[Bioperl-l] EST Alignment questions
Aaron J Mackey
Aaron J. Mackey" <amackey@virginia.edu
Fri, 1 Nov 2002 19:17:26 -0500 (EST)
Methinks you should investigate Bio::Seq::EncodedSeq, which is a
LocatableSeq that has the ability to handled encoded gaps ...
-Aaron
On Fri, 1 Nov 2002, Jamie Hatfield wrote:
> > From: Steven Lembark
> > > I should probably just extend it to do what I want, but I'm
> > not quite
> > > *that* familiar with bioperl and ooperl yet.
> >
> > What you are trying to do is not all that complicated,
> > mainly just deriving a class from the original BioPerl
> > object that inserts the gaps (e.g., $myobj->withgaps($seq)

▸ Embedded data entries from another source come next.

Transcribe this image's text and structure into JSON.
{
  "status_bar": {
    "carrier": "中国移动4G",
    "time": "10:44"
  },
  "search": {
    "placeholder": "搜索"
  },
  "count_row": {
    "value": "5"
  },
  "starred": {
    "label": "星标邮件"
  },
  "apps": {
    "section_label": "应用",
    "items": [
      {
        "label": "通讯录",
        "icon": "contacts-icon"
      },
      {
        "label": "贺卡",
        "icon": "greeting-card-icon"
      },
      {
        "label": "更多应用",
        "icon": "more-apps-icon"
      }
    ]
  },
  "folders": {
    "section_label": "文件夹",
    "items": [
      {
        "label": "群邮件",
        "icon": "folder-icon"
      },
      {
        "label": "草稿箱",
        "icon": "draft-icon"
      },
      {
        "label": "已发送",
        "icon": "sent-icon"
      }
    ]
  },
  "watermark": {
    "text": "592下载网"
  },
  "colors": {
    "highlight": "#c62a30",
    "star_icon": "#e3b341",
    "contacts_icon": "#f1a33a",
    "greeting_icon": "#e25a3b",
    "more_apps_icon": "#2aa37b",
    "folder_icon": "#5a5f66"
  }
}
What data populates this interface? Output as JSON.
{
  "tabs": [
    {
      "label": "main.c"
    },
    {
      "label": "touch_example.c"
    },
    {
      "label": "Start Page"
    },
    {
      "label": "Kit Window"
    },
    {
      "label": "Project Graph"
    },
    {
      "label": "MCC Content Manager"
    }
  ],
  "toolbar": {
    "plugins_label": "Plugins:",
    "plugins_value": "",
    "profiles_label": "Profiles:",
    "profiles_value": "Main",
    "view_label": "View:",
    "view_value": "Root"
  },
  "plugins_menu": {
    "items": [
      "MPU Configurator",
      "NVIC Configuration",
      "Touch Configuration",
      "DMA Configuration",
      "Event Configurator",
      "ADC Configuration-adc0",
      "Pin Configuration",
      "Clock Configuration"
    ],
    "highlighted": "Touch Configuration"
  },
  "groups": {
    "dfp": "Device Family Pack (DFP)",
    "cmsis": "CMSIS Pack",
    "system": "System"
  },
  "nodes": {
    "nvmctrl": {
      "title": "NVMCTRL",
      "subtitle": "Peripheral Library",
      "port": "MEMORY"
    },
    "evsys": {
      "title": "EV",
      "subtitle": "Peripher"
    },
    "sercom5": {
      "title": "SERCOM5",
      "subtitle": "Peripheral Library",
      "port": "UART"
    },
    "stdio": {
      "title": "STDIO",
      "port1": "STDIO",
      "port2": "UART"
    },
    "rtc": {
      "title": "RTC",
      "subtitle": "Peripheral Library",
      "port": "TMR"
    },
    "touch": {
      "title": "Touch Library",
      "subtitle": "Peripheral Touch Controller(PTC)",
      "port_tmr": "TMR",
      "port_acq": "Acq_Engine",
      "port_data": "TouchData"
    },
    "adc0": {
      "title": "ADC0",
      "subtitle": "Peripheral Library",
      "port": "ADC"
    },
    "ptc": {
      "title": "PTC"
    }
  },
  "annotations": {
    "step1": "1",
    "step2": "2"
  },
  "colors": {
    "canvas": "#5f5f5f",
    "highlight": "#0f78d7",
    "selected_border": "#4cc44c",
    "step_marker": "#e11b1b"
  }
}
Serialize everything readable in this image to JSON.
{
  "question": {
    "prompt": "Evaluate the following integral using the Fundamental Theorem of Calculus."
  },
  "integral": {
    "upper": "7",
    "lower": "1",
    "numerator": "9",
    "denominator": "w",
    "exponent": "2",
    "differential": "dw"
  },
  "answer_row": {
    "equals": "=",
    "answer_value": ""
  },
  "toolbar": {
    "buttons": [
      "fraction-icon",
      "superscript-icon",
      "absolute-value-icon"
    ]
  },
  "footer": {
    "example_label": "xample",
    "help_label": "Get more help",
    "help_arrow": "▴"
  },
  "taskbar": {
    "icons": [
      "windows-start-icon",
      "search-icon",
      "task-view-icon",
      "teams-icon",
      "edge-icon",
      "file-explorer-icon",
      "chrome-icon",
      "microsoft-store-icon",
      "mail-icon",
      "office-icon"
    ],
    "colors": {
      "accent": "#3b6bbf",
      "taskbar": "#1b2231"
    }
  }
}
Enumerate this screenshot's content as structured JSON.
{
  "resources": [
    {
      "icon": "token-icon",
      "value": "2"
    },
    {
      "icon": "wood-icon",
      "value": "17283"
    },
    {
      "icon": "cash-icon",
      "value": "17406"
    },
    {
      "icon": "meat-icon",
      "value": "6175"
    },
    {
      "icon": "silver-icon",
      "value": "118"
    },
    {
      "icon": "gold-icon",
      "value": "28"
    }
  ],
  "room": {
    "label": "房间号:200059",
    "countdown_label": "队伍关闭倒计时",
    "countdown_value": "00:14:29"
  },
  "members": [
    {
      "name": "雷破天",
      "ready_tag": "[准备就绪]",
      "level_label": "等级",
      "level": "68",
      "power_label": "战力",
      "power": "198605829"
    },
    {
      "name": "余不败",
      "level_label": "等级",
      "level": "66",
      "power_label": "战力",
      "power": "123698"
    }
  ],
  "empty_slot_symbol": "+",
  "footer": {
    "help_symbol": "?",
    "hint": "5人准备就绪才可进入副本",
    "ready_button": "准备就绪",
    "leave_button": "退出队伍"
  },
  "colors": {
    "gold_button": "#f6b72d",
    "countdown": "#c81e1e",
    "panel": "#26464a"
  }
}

> > or something similar).
>
> Something along these lines?? (main changes are in add_seq)
>
> This is the true alignment, so the real sequence and gaps are given and
> GappedAlign does the rest.
>
> cons AAGGCCTGTA
> est1 GCAA C GTAAC
> est2 GCC GTATG
>
> =====================BEGIN GappedAlign.pm==============================
> =head1 NAME
>
> GappedAlign - Multiple (gapped) alignments held as a set of sequences
>
> =head1 SYNOPSIS
>
> use Bio::GappedAlign;
> use Bio::AlignIO;
> use strict;
>
> my $seq;
> my $Align = new Bio::GappedAlign();
>
> $seq = new Bio::LocatableSeq( -seq => 'AAGGCCTGTA', -id => 'cons',
> -start => 1, -end => 10);
> $Align->add_seq(-seq => $seq);
>
> $seq = new Bio::LocatableSeq( -seq => 'GCAACGTAAC', -id => 'est1',
> -start => 1, -end => 12);
> $Align->add_seq(-seq => $seq, -offset => -2, -gaps => "4 4 4 5");
>
> $seq = new Bio::LocatableSeq( -seq => 'GCCGTATG', -id => 'est2',
> -start => 1, -end => 8);
> $Align->add_seq(-seq => $seq, -offset => 3, -gaps => "3");
>
> my $out = Bio::AlignIO->new(-fh => \*STDOUT, -format => 'clustalw');
> $out->write_aln($Align);
>
> =cut
>
> # Let the code begin...
>
> package Bio::GappedAlign;
> use vars qw(@ISA);
> use strict;
>
> use Bio::Root::Root;
> use Bio::SimpleAlign;
>
> @ISA = qw(Bio::SimpleAlign);
>
> =head2 new
>
> Title : new
> Usage : my $aln = new Bio::GappedAlign();
> Function : Creates a new simple align object
> Returns : Bio::GappedAlign
> Args : -source => string representing the source program
> where this alignment came from
>
> See L<Bio::SimpleAlign> for more information
>
> =cut
>
> sub new {
> my($class,@args) = @_;
> my $self = $class->SUPER::new(@args);
>
> $self->{'_far_left'} = 0;
>
> return $self;
> }
>
> =head2 add_seq
>
> Title : add_seq
> Usage : $myalign->add_seq();
> Function : Adds another sequence to the alignment. *Does not* align
> it - just adds it to the hashes.
> Returns : nothing
> Args : -seq => a Bio::LocatableSeq object
> -offset => integer offset from "origin"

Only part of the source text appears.